Mr. Lazar suggests ten low-carbon strategies that utilities can mix and match to create a load shape that can be met with existing resources.

“Each of the strategies—such as implementing aggressive demand response programs or targeting efficiency to the hours when load ramps up sharply—creates modest changes in the load shape,” said Mr. Lazar. “But, when combined, they completely solve the problem by turning the sitting duck into a streamlined flying duck. The resulting load curve is easier to serve than the projected load would have been, even without the addition of renewable resources.”

Although the ten strategies leverage existing technology, wholesale market rules often reward utilities for investing in inflexible, baseload plants incapable of ramping in response to variable renewable resources. Evolving markets to treat demand-side resources the same as supply-side and purchase resources based on their flexible capabilities will send the right price signals to utilities to invest in the technologies needed to flatten the duck curve.

Potential market adaptations include paying for fast-ramping services, creating more accurate price signals that mean more money for resources that are flexible and fast-acting and less money for those that aren’t, and allowing demand response to bid into energy, services, and capacity markets. RAP’s Mike Hogan and Bentham Paulos, of America’s Power Plan, expand on these market design ideas in the January 2014 edition of Public Utilities Fortnightly.

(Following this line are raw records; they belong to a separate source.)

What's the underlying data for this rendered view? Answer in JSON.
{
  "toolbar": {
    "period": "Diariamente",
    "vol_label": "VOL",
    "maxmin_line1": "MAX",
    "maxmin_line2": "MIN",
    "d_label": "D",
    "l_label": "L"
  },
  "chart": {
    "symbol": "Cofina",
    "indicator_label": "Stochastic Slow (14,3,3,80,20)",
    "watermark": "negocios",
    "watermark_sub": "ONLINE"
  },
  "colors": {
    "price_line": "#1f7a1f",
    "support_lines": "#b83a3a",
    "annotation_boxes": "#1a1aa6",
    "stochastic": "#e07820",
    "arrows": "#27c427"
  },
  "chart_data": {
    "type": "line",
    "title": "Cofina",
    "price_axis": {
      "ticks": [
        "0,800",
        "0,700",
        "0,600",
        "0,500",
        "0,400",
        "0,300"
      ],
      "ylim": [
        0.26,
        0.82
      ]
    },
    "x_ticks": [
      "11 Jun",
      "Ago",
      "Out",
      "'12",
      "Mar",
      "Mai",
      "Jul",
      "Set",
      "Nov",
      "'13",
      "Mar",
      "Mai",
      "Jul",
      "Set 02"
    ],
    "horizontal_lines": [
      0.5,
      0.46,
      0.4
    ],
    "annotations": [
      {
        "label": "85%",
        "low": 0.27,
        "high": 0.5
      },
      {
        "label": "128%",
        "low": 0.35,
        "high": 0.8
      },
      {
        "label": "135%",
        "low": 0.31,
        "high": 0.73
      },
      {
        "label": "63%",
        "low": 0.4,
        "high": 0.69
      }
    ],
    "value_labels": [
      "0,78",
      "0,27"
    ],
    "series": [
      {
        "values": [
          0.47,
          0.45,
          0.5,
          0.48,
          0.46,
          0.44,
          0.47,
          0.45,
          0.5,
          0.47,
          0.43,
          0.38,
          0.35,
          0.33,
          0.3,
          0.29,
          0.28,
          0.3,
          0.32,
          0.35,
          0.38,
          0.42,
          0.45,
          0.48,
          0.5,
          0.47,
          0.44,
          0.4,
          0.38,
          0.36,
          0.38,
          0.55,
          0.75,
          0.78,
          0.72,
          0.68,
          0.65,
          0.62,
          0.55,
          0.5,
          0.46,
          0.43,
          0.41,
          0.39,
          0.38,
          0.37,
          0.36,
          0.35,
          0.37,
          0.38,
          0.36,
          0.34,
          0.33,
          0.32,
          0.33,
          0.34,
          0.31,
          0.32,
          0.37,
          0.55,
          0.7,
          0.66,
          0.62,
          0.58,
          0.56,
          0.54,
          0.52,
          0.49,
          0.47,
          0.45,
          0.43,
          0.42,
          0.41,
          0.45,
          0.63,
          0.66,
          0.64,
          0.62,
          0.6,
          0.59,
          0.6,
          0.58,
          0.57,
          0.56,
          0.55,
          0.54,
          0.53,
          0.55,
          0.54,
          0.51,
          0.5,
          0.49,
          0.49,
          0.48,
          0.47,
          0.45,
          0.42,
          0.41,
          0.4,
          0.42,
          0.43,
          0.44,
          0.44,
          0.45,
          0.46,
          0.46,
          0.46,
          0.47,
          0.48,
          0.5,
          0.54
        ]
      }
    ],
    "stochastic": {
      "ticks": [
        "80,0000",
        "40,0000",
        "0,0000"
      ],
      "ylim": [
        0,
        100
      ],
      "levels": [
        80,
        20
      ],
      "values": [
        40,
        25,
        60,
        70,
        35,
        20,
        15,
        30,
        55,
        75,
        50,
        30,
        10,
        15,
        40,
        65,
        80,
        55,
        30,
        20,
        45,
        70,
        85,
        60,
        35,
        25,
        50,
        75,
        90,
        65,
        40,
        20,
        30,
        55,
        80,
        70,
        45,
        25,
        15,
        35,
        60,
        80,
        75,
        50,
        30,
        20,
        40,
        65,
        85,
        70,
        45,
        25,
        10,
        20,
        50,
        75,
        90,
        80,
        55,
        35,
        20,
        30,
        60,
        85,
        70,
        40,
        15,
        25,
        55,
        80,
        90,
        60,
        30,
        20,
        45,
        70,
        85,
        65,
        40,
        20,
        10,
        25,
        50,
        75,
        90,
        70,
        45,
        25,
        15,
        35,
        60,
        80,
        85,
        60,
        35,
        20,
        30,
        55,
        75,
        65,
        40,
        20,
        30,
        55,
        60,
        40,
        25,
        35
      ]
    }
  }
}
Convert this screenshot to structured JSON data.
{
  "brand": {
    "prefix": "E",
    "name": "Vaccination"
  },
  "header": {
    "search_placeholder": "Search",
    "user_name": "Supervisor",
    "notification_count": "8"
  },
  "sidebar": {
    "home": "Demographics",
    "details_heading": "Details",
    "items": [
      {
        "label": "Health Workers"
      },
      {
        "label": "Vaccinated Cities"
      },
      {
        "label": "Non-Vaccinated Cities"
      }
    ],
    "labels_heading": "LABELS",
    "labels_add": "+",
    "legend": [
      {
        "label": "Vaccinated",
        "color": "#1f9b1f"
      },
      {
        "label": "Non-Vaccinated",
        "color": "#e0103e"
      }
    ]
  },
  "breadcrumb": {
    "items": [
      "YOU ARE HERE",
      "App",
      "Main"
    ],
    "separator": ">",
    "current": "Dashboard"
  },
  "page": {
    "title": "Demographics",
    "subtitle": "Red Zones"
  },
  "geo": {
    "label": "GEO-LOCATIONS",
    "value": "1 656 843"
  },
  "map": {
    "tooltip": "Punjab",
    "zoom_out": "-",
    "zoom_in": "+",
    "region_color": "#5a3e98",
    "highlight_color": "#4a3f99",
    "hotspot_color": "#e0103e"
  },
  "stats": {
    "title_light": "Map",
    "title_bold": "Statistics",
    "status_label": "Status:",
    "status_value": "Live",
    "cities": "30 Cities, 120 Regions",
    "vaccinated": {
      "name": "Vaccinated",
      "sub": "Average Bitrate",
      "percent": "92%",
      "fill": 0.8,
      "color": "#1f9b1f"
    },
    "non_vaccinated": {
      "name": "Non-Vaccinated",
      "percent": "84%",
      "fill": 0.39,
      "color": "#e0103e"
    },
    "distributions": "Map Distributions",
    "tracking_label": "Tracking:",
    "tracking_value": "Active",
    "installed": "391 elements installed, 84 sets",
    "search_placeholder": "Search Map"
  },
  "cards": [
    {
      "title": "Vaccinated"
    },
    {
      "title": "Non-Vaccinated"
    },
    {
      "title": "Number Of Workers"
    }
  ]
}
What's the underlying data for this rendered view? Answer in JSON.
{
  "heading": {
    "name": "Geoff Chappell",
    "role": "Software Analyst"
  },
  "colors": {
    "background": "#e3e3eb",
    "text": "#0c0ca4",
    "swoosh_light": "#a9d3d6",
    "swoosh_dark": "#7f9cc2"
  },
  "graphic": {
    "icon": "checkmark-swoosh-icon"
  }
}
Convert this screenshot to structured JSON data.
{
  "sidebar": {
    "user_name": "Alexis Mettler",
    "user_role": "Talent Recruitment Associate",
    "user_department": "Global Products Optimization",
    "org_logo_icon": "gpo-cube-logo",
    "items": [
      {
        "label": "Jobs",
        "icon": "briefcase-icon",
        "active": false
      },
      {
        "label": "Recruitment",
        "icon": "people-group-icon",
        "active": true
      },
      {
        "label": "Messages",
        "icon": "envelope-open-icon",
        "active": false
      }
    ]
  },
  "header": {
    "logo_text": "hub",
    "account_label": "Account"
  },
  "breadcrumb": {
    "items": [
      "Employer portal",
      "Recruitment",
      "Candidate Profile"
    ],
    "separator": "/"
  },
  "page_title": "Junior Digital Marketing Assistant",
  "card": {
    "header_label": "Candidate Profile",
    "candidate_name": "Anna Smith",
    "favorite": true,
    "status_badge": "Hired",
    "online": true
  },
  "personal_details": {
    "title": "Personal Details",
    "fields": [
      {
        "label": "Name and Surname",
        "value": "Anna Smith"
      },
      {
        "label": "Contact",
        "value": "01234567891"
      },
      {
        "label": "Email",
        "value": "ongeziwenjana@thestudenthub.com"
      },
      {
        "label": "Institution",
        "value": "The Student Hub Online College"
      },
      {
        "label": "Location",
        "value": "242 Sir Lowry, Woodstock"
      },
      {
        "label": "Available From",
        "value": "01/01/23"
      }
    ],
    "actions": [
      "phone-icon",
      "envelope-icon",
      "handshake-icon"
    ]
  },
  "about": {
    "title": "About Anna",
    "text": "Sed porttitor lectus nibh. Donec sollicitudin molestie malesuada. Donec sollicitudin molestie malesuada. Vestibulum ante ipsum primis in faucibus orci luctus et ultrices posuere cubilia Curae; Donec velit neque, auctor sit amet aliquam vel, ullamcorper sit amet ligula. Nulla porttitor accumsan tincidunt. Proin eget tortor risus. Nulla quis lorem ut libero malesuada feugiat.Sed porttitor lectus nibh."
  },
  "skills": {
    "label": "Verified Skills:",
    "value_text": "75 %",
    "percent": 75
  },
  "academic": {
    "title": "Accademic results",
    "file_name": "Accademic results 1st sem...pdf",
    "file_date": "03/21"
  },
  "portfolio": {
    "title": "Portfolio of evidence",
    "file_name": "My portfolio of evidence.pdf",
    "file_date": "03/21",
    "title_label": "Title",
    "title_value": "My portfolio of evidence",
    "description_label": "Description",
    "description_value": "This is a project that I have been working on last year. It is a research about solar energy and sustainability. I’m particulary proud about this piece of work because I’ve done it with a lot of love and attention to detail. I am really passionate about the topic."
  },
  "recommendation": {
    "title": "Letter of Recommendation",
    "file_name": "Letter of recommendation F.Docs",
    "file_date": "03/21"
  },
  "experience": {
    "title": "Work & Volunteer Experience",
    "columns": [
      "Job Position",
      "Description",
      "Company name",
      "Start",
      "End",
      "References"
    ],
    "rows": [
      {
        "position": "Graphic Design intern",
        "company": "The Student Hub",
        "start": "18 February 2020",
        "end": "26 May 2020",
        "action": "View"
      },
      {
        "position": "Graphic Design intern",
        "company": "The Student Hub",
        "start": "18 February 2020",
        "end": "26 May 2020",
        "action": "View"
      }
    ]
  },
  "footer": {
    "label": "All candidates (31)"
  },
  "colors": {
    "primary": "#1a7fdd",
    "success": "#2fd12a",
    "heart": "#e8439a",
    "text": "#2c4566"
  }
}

The duck curve is not the “Duck of Doom” many have made it out to be. Rather, the duck presents an opportunity for utilities and regulators alike to evaluate resource decisions and move towards those with greater flexibility, enhanced reliability, and lower cost than conventional generation. The resulting grid will be better able to integrate the renewable resources consumers demand, and the transition much more cost-effective.